Art. 63 Abs. 1 Buchst. a ist dahin auszulegen, dass sich ein Zahlungsdienstleister, der sich auf die in dieser Bestimmung enthaltene Ausnahmeregelung berufen möchte, nicht darauf beschränken kann, zu behaupten, das betreffende Zahlungsinstrument könne nicht gesperrt oder seine weitere Nutzung nicht verhindert werden, obwohl dies nach dem objektiven Stand der Technik nicht nachweislich unmöglich ist. Gem. Art. 63 Abs. 1 Buchst. a kann ein Zahlungsdienstleister für Kleinbetragszahlungsinstrumente i.S.d.
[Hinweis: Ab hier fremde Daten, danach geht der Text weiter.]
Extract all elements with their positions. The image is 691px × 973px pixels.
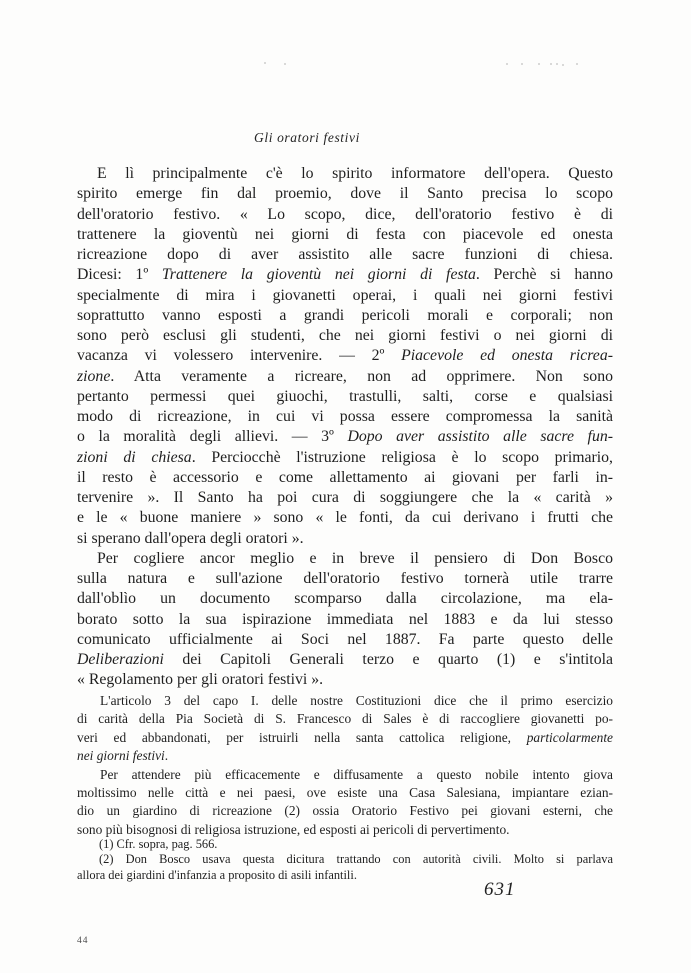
scan-speck <box>284 63 286 65</box>
text-line: (1) Cfr. sopra, pag. 566. <box>99 837 218 851</box>
running-header: Gli oratori festivi <box>254 130 360 145</box>
text-line: Dicesi: 1º Trattenere la gioventù nei giorni di festa. Perchè si hanno <box>77 266 613 284</box>
footnotes-block <box>77 837 613 883</box>
text-line: dell'oratorio festivo. « Lo scopo, dice, dell'oratorio festivo è di <box>77 205 613 223</box>
text-line: borato sotto la sua ispirazione immediata nel 1883 e da lui stesso <box>77 610 613 628</box>
text-line: E lì principalmente c'è lo spirito informatore dell'opera. Questo <box>97 165 613 182</box>
text-line: sono però esclusi gli studenti, che nei giorni festivi o nei giorni di <box>77 327 613 344</box>
text-line: di carità della Pia Società di S. Francesco di Sales è di raccogliere giovanetti po- <box>77 711 613 727</box>
text-line: Per attendere più efficacemente e diffusamente a questo nobile intento giova <box>100 766 613 782</box>
text-line: vacanza vi volessero intervenire. — 2º Piacevole ed onesta ricrea- <box>77 347 613 365</box>
scan-speck <box>538 63 540 65</box>
text-line: modo di ricreazione, in cui vi possa essere compromessa la sanità <box>77 408 613 425</box>
text-line: tervenire ». Il Santo ha poi cura di soggiungere che la « carità » <box>77 489 613 506</box>
text-line: spirito emerge fin dal proemio, dove il Santo precisa lo scopo <box>77 185 613 203</box>
text-line: ricreazione dopo di aver assistito alle sacre funzioni di chiesa. <box>77 246 613 263</box>
text-line: « Regolamento per gli oratori festivi ». <box>77 671 324 689</box>
footnote-1 <box>77 837 613 852</box>
text-line: veri ed abbandonati, per istruirli nella santa cattolica religione, particolarmente <box>77 729 613 745</box>
scan-speck <box>506 63 508 65</box>
scan-speck <box>576 63 578 65</box>
text-line: si sperano dall'opera degli oratori ». <box>77 529 304 547</box>
text-line: sulla natura e sull'azione dell'oratorio festivo tornerà utile trarre <box>77 570 613 587</box>
text-line: L'articolo 3 del capo I. delle nostre Costituzioni dice che il primo esercizio <box>100 693 613 708</box>
quote-text-block <box>77 692 613 839</box>
scan-speck <box>264 62 266 64</box>
text-line: soprattutto vanno esposti a grandi pericoli morali e corporali; non <box>77 306 613 324</box>
main-text-block <box>77 164 613 691</box>
text-line: e le « buone maniere » sono « le fonti, da cui derivano i frutti che <box>77 509 613 527</box>
paragraph-2 <box>77 549 613 691</box>
text-line: o la moralità degli allievi. — 3º Dopo aver assistito alle sacre fun- <box>77 428 613 446</box>
scan-speck <box>550 63 552 65</box>
scan-speck <box>562 64 564 66</box>
paragraph-1 <box>77 164 613 549</box>
text-line: zione. Atta veramente a ricreare, non ad opprimere. Non sono <box>77 367 613 385</box>
text-line: dall'oblìo un documento scomparso dalla circolazione, ma ela- <box>77 590 613 608</box>
text-line: comunicato ufficialmente ai Soci nel 1887. Fa parte questo delle <box>77 630 613 648</box>
text-line: sono più bisognosi di religiosa istruzione, ed esposti ai pericoli di pervertimento. <box>77 821 510 837</box>
signature-mark: 44 <box>77 936 89 946</box>
text-line: moltissimo nelle città e nei paesi, ove esiste una Casa Salesiana, impiantare ezian- <box>77 785 613 801</box>
text-line: zioni di chiesa. Perciocchè l'istruzione religiosa è lo scopo primario, <box>77 448 613 466</box>
text-line: Deliberazioni dei Capitoli Generali terzo e quarto (1) e s'intitola <box>77 651 613 668</box>
text-line: Per cogliere ancor meglio e in breve il pensiero di Don Bosco <box>97 549 613 567</box>
text-line: dio un giardino di ricreazione (2) ossia Oratorio Festivo pei giovani esterni, che <box>77 803 613 819</box>
scan-speck <box>556 63 558 65</box>
quote-paragraph-2 <box>77 766 613 840</box>
text-line: il resto è accessorio e come allettamento ai giovani per farli in- <box>77 468 613 486</box>
text-line: pertanto permessi quei giuochi, trastulli, salti, corse e qualsiasi <box>77 387 613 405</box>
text-line: trattenere la gioventù nei giorni di festa con piacevole ed onesta <box>77 225 613 243</box>
scan-speck <box>521 63 523 65</box>
footnote-2 <box>77 852 613 883</box>
page-number: 631 <box>484 879 516 900</box>
text-line: specialmente di mira i giovanetti operai, i quali nei giorni festivi <box>77 286 613 304</box>
text-line: nei giorni festivi. <box>77 748 169 764</box>
quote-paragraph-1 <box>77 692 613 766</box>
text-line: (2) Don Bosco usava questa dicitura trattando con autorità civili. Molto si parlava <box>99 852 613 867</box>
text-line: allora dei giardini d'infanzia a proposito di asili infantili. <box>77 867 357 882</box>
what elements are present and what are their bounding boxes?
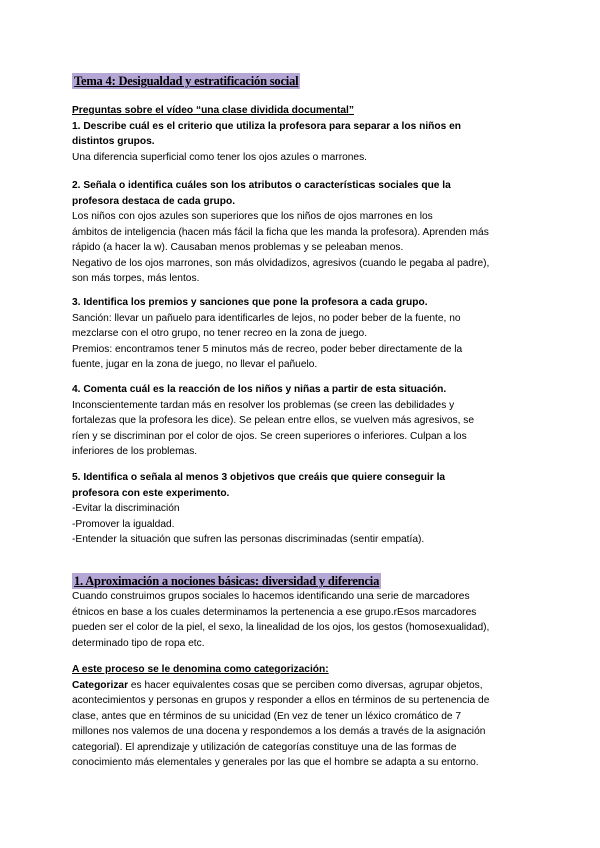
topic-heading: Tema 4: Desigualdad y estratificación social bbox=[74, 74, 299, 88]
answer-3-line: mezclarse con el otro grupo, no tener recreo en la zona de juego. bbox=[72, 328, 368, 339]
definition-line: millones nos valemos de una docena y respondemos a los demás a través de la asignación bbox=[72, 726, 486, 737]
question-5: 5. Identifica o señala al menos 3 objetivos que creáis que quiere conseguir la bbox=[72, 472, 446, 483]
question-5-cont: profesora con este experimento. bbox=[72, 487, 230, 499]
definition-first-text: es hacer equivalentes cosas que se perciben como diversas, agrupar objetos, bbox=[128, 679, 483, 691]
definition-line: acontecimientos y personas en grupos y responder a ellos en términos de su pertenencia de bbox=[72, 695, 490, 706]
definition-line: categorial). El aprendizaje y utilización de categorías constituye una de las formas de bbox=[72, 741, 457, 753]
answer-3-line: fuente, jugar en la zona de juego, no llevar el pañuelo. bbox=[72, 359, 318, 370]
answer-2-line: Negativo de los ojos marrones, son más olvidadizos, agresivos (cuando le pegaba al padre), bbox=[72, 257, 490, 269]
answer-2-line: ámbitos de inteligencia (hacen más fácil la ficha que les manda la profesora). Aprenden más bbox=[72, 226, 489, 238]
answer-1: Una diferencia superficial como tener los ojos azules o marrones. bbox=[72, 151, 368, 163]
answer-4-line: ríen y se discriminan por el color de ojos. Se creen superiores o inferiores. Culpan a los bbox=[72, 430, 467, 442]
question-3-block bbox=[72, 295, 532, 373]
intro-line: étnicos en base a los cuales determinamos la pertenencia a ese grupo.rEsos marcadores bbox=[72, 606, 477, 618]
answer-5-line: -Evitar la discriminación bbox=[72, 503, 180, 514]
intro-line: determinado tipo de ropa etc. bbox=[72, 637, 205, 649]
definition-line: clase, antes que en términos de su unicidad (En vez de tener un léxico cromático de 7 bbox=[72, 710, 462, 722]
question-2: 2. Señala o identifica cuáles son los atributos o características sociales que la bbox=[72, 180, 451, 191]
question-2-cont: profesora destaca de cada grupo. bbox=[72, 195, 236, 207]
answer-2-line: Los niños con ojos azules son superiores que los niños de ojos marrones en los bbox=[72, 211, 433, 222]
answer-2-line: son más torpes, más lentos. bbox=[72, 273, 200, 284]
categorization-subheading: A este proceso se le denomina como categorización: bbox=[72, 664, 329, 675]
intro-line: pueden ser el color de la piel, el sexo, la linealidad de los ojos, los gestos (homosexualidad), bbox=[72, 622, 490, 633]
question-4: 4. Comenta cuál es la reacción de los niños y niñas a partir de esta situación. bbox=[72, 384, 447, 395]
question-2-block bbox=[72, 178, 532, 287]
question-5-block bbox=[72, 470, 532, 548]
answer-4-line: Inconscientemente tardan más en resolver los problemas (se creen las debilidades y bbox=[72, 399, 455, 411]
answer-4-line: fortalezas que la profesora les dice). Se pelean entre ellos, se vuelven más agresivos, se bbox=[72, 415, 475, 426]
questions-block bbox=[72, 103, 532, 165]
question-1-cont: distintos grupos. bbox=[72, 136, 155, 147]
term-categorizar: Categorizar bbox=[72, 679, 129, 691]
definition-line: conocimiento más elementales y generales por las que el hombre se adapta a su entorno. bbox=[72, 757, 479, 768]
video-questions-subtitle: Preguntas sobre el vídeo “una clase dividida documental” bbox=[72, 105, 354, 116]
question-1: 1. Describe cuál es el criterio que utiliza la profesora para separar a los niños en bbox=[72, 120, 461, 132]
answer-3-line: Sanción: llevar un pañuelo para identificarles de lejos, no poder beber de la fuente, no bbox=[72, 312, 461, 324]
answer-2-line: rápido (a hacer la w). Causaban menos problemas y se peleaban menos. bbox=[72, 242, 404, 253]
intro-line: Cuando construimos grupos sociales lo hacemos identificando una serie de marcadores bbox=[72, 591, 470, 602]
question-4-block bbox=[72, 382, 532, 460]
question-3: 3. Identifica los premios y sanciones que pone la profesora a cada grupo. bbox=[72, 297, 428, 308]
section-heading: 1. Aproximación a nociones básicas: diversidad y diferencia bbox=[74, 574, 380, 588]
categorization-block bbox=[72, 662, 532, 771]
definition-first-line bbox=[72, 678, 532, 694]
answer-5-line: -Promover la igualdad. bbox=[72, 518, 175, 530]
answer-4-line: inferiores de los problemas. bbox=[72, 446, 198, 457]
answer-3-line: Premios: encontramos tener 5 minutos más de recreo, poder beber directamente de la bbox=[72, 343, 463, 355]
answer-5-line: -Entender la situación que sufren las personas discriminadas (sentir empatía). bbox=[72, 534, 425, 545]
section-1-intro bbox=[72, 589, 532, 651]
Eingangssatzes von Art. 63 Abs. 1 mit dem Zahlungsdienstnutzer vereinbaren, dass sie von einigen ihrer gegenseitigen Verpflichtungen, nämlich den sich aus den in Buchst. a aufgeführten Bestimmungen ergebenden, befreit sind, wenn das Zahlungsinstrument, das Gegenstand des zwischen ihnen geschlossenen Rahmenvertrags ist, nicht gesperrt werden oder eine weitere Nutzung nicht verhindert werden kann.

So erlaubt es Art. 63 Abs. 1 Buchst. a dem Zahlungsdienstleister und dem Zahlungsdienstnutzer, durch Vereinbarung von den Verpflichtungen abzuweichen, die sich aus folgenden Bestimmungen ergeben: erstens aus Art. 69 Abs. 1 Buchst. b, wonach der Zahlungsdienstnutzer verpflichtet ist, dem Zahlungsdienstleister den Verlust, den Diebstahl, die missbräuchliche Verwendung oder die nicht autorisierte Nutzung des betreffenden Zahlungsinstruments unverzüglich anzuzeigen, zweitens aus Art. 70 Abs. 1 Buchst. c und d, wonach der Zahlungsdienstleister dem Nutzer Mittel zur Verfügung stellen muss, um diese Anzeige kostenlos vorzunehmen oder die Aufhebung der Sperrung dieses Instruments zu verlangen, und drittens aus Art. 74 Abs. 3, wonach der Zahler nach der so vorgesehenen Anzeige keine finanziellen Folgen der Nutzung des verlorenen, gestohlenen oder missbräuchlich verwendeten Zahlungsinstruments trägt, es sei denn, er hat in betrügerischer Absicht gehandelt.